A perspective from Oregon’s mid-Willamette Valley

A ‘derelict structure’ along the tracks

Written December 4th, 2022 by Hasso Hering

The boarded-up house alongside the Portland & Western Railroad track is at 329 Pine St. S.E.

For people on foot or on a bike, there’s a shortcut across the railroad tracks on Pine Street in Albany. If you take it, as I did again on Sunday, you pass a boarded-up house marked with a City of Albany notice: “Derelict Structure.”

What’s happening with that sad-looking place, a manufactured home, at 329 Pine St. S.E.?

The notice apparently has been there since the summer. It gave the owner until Sept. 19 to fix a number of defects.

A few weeks ago I ran a photo of the place to illustrate a story about amendments the city council had approved to the property maintenance requirements in the Albany Municipal Code.

That photo brought a comment from someone who complained that for years the owner had failed to maintain the place, that the tenants had tried to do what they could, and that condemning the place as derelict “practically forced those tenants to become homeless.”

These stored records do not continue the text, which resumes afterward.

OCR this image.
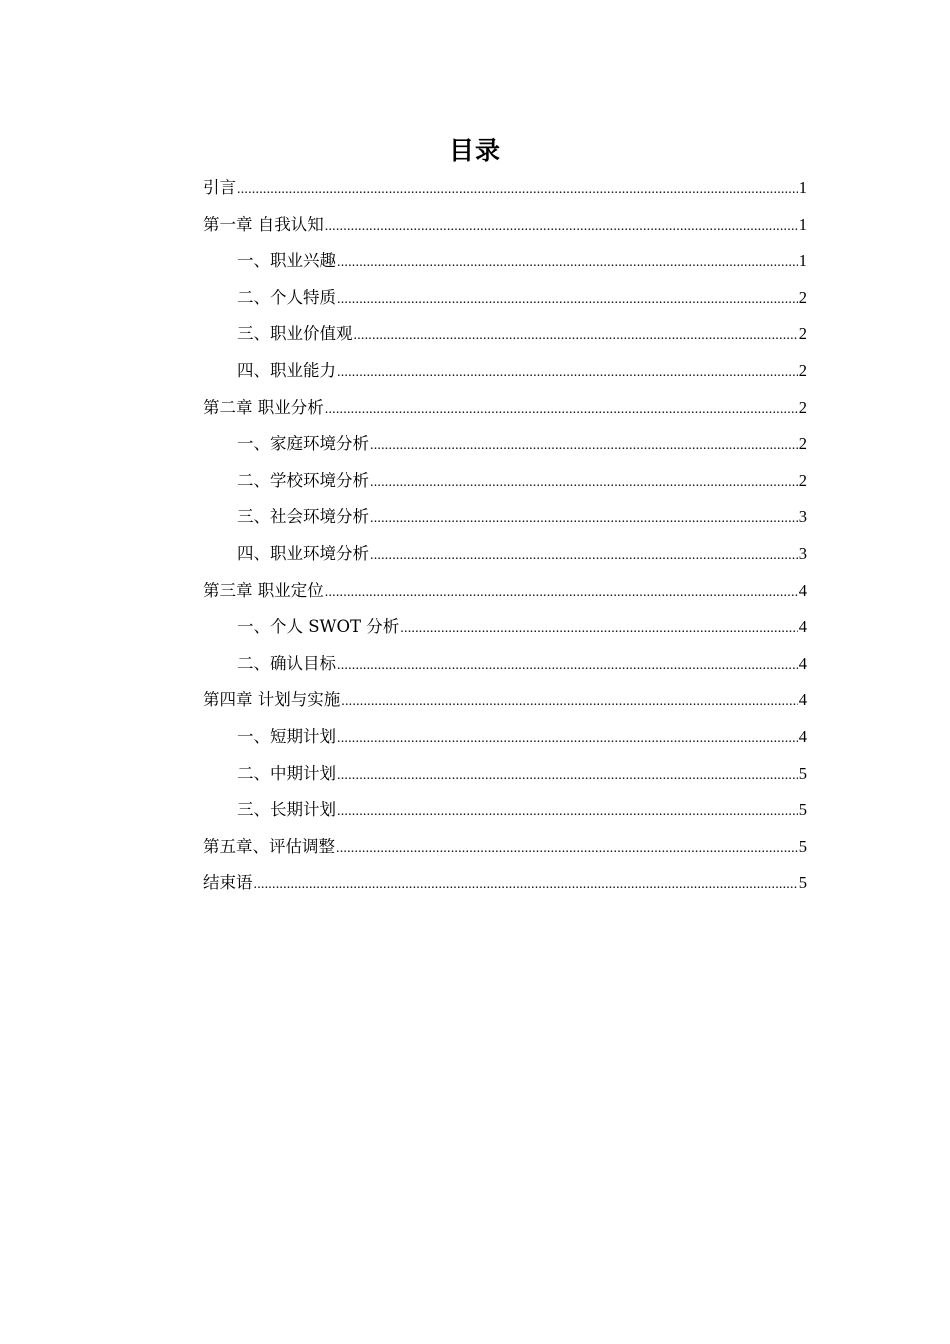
目录
引言 .....	1
第一章 自我认知 .....	1
一、职业兴趣 .....	1
二、个人特质 .....	2
三、职业价值观 .....	2
四、职业能力 .....	2
第二章 职业分析 .....	2
一、家庭环境分析 .....	2
二、学校环境分析 .....	2
三、社会环境分析 .....	3
四、职业环境分析 .....	3
第三章 职业定位 .....	4
一、个人 SWOT 分析 .....	4
二、确认目标 .....	4
第四章 计划与实施 .....	4
一、短期计划 .....	4
二、中期计划 .....	5
三、长期计划 .....	5
第五章、评估调整 .....	5
结束语 .....	5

At the time, in late October, the front of the vacant house was covered with graffiti. In November, volunteers painted them out.

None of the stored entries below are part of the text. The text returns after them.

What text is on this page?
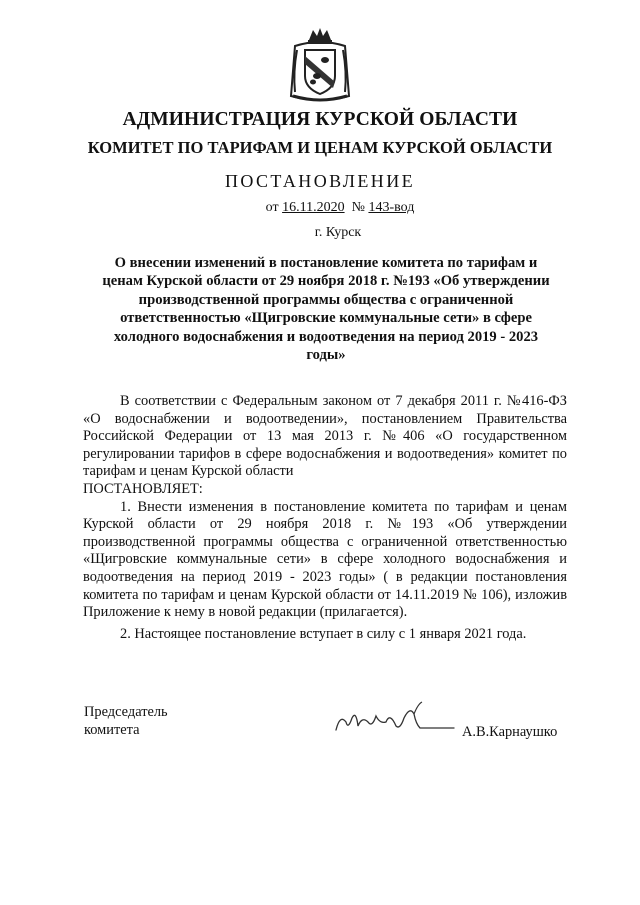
АДМИНИСТРАЦИЯ КУРСКОЙ ОБЛАСТИ
КОМИТЕТ ПО ТАРИФАМ И ЦЕНАМ КУРСКОЙ ОБЛАСТИ
ПОСТАНОВЛЕНИЕ
от 16.11.2020 № 143-вод
г. Курск
О внесении изменений в постановление комитета по тарифам и
ценам Курской области от 29 ноября 2018 г. №193 «Об утверждении
производственной программы общества с ограниченной
ответственностью «Щигровские коммунальные сети» в сфере
холодного водоснабжения и водоотведения на период 2019 - 2023
годы»

В соответствии с Федеральным законом от 7 декабря 2011 г. №416-ФЗ «О водоснабжении и водоотведении», постановлением Правительства Российской Федерации от 13 мая 2013 г. №406 «О государственном регулировании тарифов в сфере водоснабжения и водоотведения» комитет по тарифам и ценам Курской области

ПОСТАНОВЛЯЕТ:

1. Внести изменения в постановление комитета по тарифам и ценам Курской области от 29 ноября 2018 г. №193 «Об утверждении производственной программы общества с ограниченной ответственностью «Щигровские коммунальные сети» в сфере холодного водоснабжения и водоотведения на период 2019 - 2023 годы» ( в редакции постановления комитета по тарифам и ценам Курской области от 14.11.2019 № 106), изложив Приложение к нему в новой редакции (прилагается).

2. Настоящее постановление вступает в силу с 1 января 2021 года.

Председатель
комитета	А.В.Карнаушко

What happens to the property now?

In cases such as these, the city’s costs of abatement, such as putting up plywood, are assessed against the property. If they’re not paid or the code violations are not fixed, the city may foreclose and take ownership of the property.

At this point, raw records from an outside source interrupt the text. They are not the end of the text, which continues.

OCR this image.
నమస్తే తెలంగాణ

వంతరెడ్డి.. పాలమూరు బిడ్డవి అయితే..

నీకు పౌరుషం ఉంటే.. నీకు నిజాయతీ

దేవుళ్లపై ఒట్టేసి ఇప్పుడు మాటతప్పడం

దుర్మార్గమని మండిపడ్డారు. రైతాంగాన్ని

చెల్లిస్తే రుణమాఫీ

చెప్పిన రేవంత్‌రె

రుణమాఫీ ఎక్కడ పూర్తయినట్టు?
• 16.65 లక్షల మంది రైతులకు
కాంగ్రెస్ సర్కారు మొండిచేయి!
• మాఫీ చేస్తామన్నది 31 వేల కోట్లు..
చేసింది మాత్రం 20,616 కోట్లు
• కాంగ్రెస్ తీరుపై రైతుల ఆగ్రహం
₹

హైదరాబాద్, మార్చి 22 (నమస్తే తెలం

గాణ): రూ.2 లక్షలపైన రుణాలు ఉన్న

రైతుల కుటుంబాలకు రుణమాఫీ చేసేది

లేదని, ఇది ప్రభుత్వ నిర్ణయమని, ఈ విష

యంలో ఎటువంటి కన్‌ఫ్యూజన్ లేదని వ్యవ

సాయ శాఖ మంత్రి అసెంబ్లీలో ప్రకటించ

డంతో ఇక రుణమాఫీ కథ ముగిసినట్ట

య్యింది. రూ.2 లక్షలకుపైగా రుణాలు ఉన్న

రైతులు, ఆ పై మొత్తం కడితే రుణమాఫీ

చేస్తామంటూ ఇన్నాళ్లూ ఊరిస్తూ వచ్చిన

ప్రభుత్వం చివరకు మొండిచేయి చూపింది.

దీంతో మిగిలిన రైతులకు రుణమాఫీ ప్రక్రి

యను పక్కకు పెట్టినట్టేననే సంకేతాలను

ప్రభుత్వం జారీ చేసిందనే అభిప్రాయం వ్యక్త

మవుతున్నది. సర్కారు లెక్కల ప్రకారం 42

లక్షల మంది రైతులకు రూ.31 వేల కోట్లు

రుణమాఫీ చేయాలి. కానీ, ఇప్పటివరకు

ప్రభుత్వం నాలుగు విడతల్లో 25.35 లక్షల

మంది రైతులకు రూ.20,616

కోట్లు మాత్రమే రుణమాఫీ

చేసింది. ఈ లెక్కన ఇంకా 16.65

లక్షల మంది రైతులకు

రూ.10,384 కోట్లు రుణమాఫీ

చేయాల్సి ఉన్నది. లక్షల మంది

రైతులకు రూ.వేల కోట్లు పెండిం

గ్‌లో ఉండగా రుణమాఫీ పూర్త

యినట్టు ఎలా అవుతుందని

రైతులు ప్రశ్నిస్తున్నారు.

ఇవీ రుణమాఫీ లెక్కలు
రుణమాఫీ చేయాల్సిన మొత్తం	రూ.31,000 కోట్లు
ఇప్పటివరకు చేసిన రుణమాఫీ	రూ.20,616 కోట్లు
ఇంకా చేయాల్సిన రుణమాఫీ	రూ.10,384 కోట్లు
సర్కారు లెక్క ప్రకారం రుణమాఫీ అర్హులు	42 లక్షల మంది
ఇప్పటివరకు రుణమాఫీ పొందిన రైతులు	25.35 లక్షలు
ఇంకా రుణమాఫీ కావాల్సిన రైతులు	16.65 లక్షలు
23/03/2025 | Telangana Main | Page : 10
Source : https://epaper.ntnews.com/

Then the city would decide whether to repair the place and sell it, or demolish the structure and sell the land.

“As far as the foreclosure goes,” Albany Code Compliance Officer Kris Schendell told me a month ago, “it has been forwarded to the city attorney to act on, and I am unsure of his timelines.”

As I said, I use the Pine Street shortcut now and then. So I’ll probably see what if anything happens there next. (hh)

The tree-lined 300 block of Southeast Pine Street ends at this barrier before the tracks.


The city’s notice was still there on Sunday.

10 responses to “A ‘derelict structure’ along the tracks”

  1. Tracie Welch says:

    Yeah the worthless owners and the city of Albany made my son to become homeless who was the most current tenant at this address. The city refused to turn the water on. And the owners refuse to bring the place up to code.

  2. Gordon L. Shadle says:

    Next up: The city assigns each resident a social credit score to determine their worthiness to live in Albany.

    Continuous surveillance with hard consequences will be forced on those who violate the Albany Municipal Code:

    – banned from obtaining free CARA money
    – banned from riding city buses
    – banned from commenting on Hasso’s blog
    – banned from taking a spin on the city carousel

    The scope of the system is limited only by the city council’s imagination.

    Let the scoring begin….

  3. patty cunningham says:

    I feel a home like this if someone volunteers to go in there and do the repairs and clean up the property then it should be willed to them not to the city not to the homeowner to the person who does the work that’s just my opinion

  4. Gordon L. Shadle says:

    I appreciate this article and the issues it raises, but if it’s clicks you’re after maybe you should post another article on margarine.

    That issue appears to be most provocative in Albany.

  5. CHEZZ says:

    The City takes the property and then donates it to Habitat For Humanity.

  6. Hartman says:

    Like a certain former Dear Leader once said: “Burn it down.” Terminate all rules, regulations and requirements, including those found in the Constitution. Simply burn it down

    • MarK says:

      Good idea! There is a house in our area where they did exactly that. The fire department used it as a training exercise for newer firefighters.
      Maybe they’d let you put up a few of your webcams for viewing.